Жила на той горе Шакаман старуха одна со своим сыном. Когда гусь, алпамышев посол, в сторону калмыцкой страны летел, сын старухи этой охотился за ним, — стрельнул в него, но стрела только подранила гуся — и он улетел с поврежденным крылом. Потому-то и упал он в зиндан к Алпамышу.

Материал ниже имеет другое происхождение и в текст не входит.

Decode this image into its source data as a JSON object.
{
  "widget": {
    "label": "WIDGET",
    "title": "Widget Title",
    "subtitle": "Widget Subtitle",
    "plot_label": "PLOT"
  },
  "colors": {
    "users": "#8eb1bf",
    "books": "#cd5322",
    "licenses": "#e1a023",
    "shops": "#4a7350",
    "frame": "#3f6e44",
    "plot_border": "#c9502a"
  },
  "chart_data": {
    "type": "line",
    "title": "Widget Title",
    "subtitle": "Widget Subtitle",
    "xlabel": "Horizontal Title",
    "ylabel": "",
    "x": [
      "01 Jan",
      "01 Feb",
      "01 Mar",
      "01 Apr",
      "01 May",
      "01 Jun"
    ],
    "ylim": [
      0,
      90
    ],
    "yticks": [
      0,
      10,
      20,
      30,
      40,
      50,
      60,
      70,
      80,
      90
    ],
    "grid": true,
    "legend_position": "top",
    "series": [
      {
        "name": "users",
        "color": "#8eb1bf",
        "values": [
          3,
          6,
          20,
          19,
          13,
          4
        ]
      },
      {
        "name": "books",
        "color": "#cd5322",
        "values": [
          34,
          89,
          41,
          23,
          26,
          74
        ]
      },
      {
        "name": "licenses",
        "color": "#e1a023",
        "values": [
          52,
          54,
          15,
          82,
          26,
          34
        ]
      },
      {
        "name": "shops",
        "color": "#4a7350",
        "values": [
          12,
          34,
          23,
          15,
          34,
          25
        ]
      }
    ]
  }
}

Опозорился тогда сын старухи, слава худая про него в народе пошла. Очень был огорчен молодой охотник, так что даже заболел, в постель слег — и чахнул с каждым днем… Лежит он так в постели, слышит однажды — гусь гогочет, — голос у гуся знакомый! Тот это гусь! Как ни болен был охотник, сразу легче стало ему. Поднял он голову с подушки — и матери своей говорит.
— Прилетел опять тот самый гусь — мой враг! Слышу я, гогочет где-то он, дурак. В сердце я ношу позора черный мрак, — Гуся упустить нельзя теперь никак! Ты мой лук и стрелы приготовь-ка, мать, — Я пойду свою ошибку исправлять. Я тебе скажу, что этот гусь хромой — Лучшее лекарство, лучший лекарь мой! Знай, что без него я не вернусь домой!..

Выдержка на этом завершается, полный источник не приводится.